Yet this is the one field where databasing is taken to be the last instance. Anyone who has gone to any of the UN organizational meetings in the name of international feminism knows exactly what I am talking about. A desire to redistribute is not the unproblematic consequence of a well-fed society. In order to get that desire moving by the cultural imperative of education you have to fix the possibility of putting not just wrong over against right, with all the genealogical lines compressed within it, but also to suggest that another antonym of right is responsibility, and further, that the possibility of such responsibility is underived from right, so that today we have not the white man’s burden, but the burden of the fittest to guilt- and shame-trip the rest of the world into behaving correctly. That kind of implicit social Darwinism is what I am questioning here.
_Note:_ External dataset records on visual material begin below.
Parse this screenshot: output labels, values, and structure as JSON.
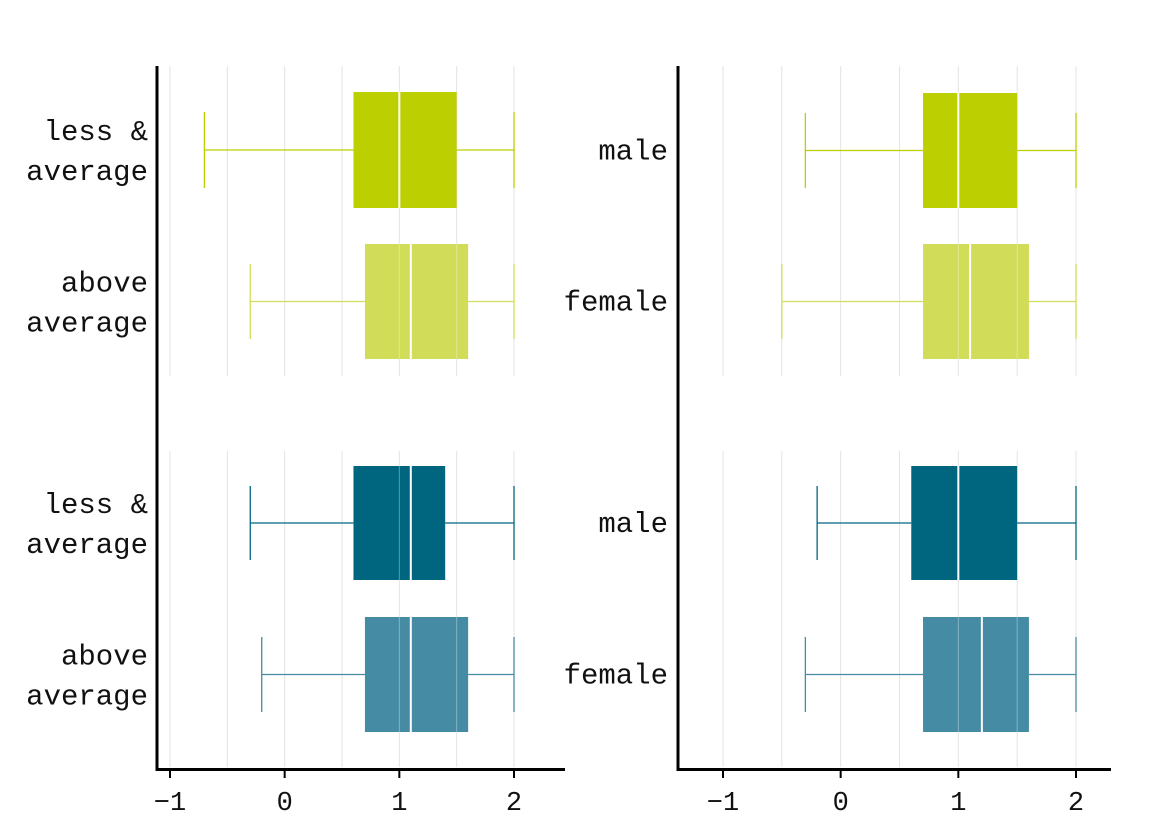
{
  "chart_data": [
    {
      "type": "boxplot",
      "panel": "top-left",
      "orientation": "horizontal",
      "categories": [
        "less & average",
        "above average"
      ],
      "boxes": [
        {
          "category": "less & average",
          "min": -0.7,
          "q1": 0.6,
          "median": 1.0,
          "q3": 1.5,
          "max": 2.0,
          "color": "#bccf00"
        },
        {
          "category": "above average",
          "min": -0.3,
          "q1": 0.7,
          "median": 1.1,
          "q3": 1.6,
          "max": 2.0,
          "color": "#d1dd58"
        }
      ],
      "xlim": [
        -1.1,
        2.45
      ],
      "xticks": [
        -1,
        0,
        1,
        2
      ],
      "grid": true
    },
    {
      "type": "boxplot",
      "panel": "top-right",
      "orientation": "horizontal",
      "categories": [
        "male",
        "female"
      ],
      "boxes": [
        {
          "category": "male",
          "min": -0.3,
          "q1": 0.7,
          "median": 1.0,
          "q3": 1.5,
          "max": 2.0,
          "color": "#bccf00"
        },
        {
          "category": "female",
          "min": -0.5,
          "q1": 0.7,
          "median": 1.1,
          "q3": 1.6,
          "max": 2.0,
          "color": "#d1dd58"
        }
      ],
      "xlim": [
        -1.15,
        2.3
      ],
      "xticks": [
        -1,
        0,
        1,
        2
      ],
      "grid": true
    },
    {
      "type": "boxplot",
      "panel": "bottom-left",
      "orientation": "horizontal",
      "categories": [
        "less & average",
        "above average"
      ],
      "boxes": [
        {
          "category": "less & average",
          "min": -0.3,
          "q1": 0.6,
          "median": 1.1,
          "q3": 1.4,
          "max": 2.0,
          "color": "#006680"
        },
        {
          "category": "above average",
          "min": -0.2,
          "q1": 0.7,
          "median": 1.1,
          "q3": 1.6,
          "max": 2.0,
          "color": "#448ba3"
        }
      ],
      "xlim": [
        -1.1,
        2.45
      ],
      "xticks": [
        -1,
        0,
        1,
        2
      ],
      "xticklabels": [
        "−1",
        "0",
        "1",
        "2"
      ],
      "grid": true
    },
    {
      "type": "boxplot",
      "panel": "bottom-right",
      "orientation": "horizontal",
      "categories": [
        "male",
        "female"
      ],
      "boxes": [
        {
          "category": "male",
          "min": -0.2,
          "q1": 0.6,
          "median": 1.0,
          "q3": 1.5,
          "max": 2.0,
          "color": "#006680"
        },
        {
          "category": "female",
          "min": -0.3,
          "q1": 0.7,
          "median": 1.2,
          "q3": 1.6,
          "max": 2.0,
          "color": "#448ba3"
        }
      ],
      "xlim": [
        -1.15,
        2.3
      ],
      "xticks": [
        -1,
        0,
        1,
        2
      ],
      "xticklabels": [
        "−1",
        "0",
        "1",
        "2"
      ],
      "grid": true
    }
  ],
  "labels": {
    "left_row1": [
      "less &",
      "average"
    ],
    "left_row2": [
      "above",
      "average"
    ],
    "right_row1": "male",
    "right_row2": "female"
  }
}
Databasing for literacy among the less well fed bypasses this problem. Training into the general culture is reflected by the fact that Morgan Stanley, Dean Witter, Merrill Lynch and other big investment companies are accessing preschoolers. Children are training parents to manage portfolios. There is a growing library of books making it “fun” for kids to invest and giving them detailed instructions on how to do so. The unquestioned assumption – to be rich is to be happy and good – is developed by way of many educational excuses. The recent dissatisfaction with corporate corruption has not significantly altered this assumption. It has simply produced the awareness that the successful rich cheat us on our way to happiness. Let me quote a brief passage from a book called Wow the Dow. “Children are never too young to start grasping the fundamentals of money management.” (I am looking at problems at the top of the spectrum because we always speak benevolently of those people who, unfortunately, are getting trampled by us.) “Even toddlers understand the concept of mine.” Exclamation point. So why talk about the other? “In fact, it’s the idea of owning something they like that sparks their interest in investing. Rest assured you won’t turn your child into a little grubber by feeding that interest. Through investing, you are going to teach him more about responsibility, discipline, delayed gratification and even ethics than you ever thought possible.” Another exclamation mark. Now this, we have to look at this before we just go on shedding tears for the other end of the world. Such a training of children builds itself on the loss of the cultural habit of assuming the agency of responsibility as located in something that is radically other. However “literate” they are, it is a killing literacy, not a living literacy.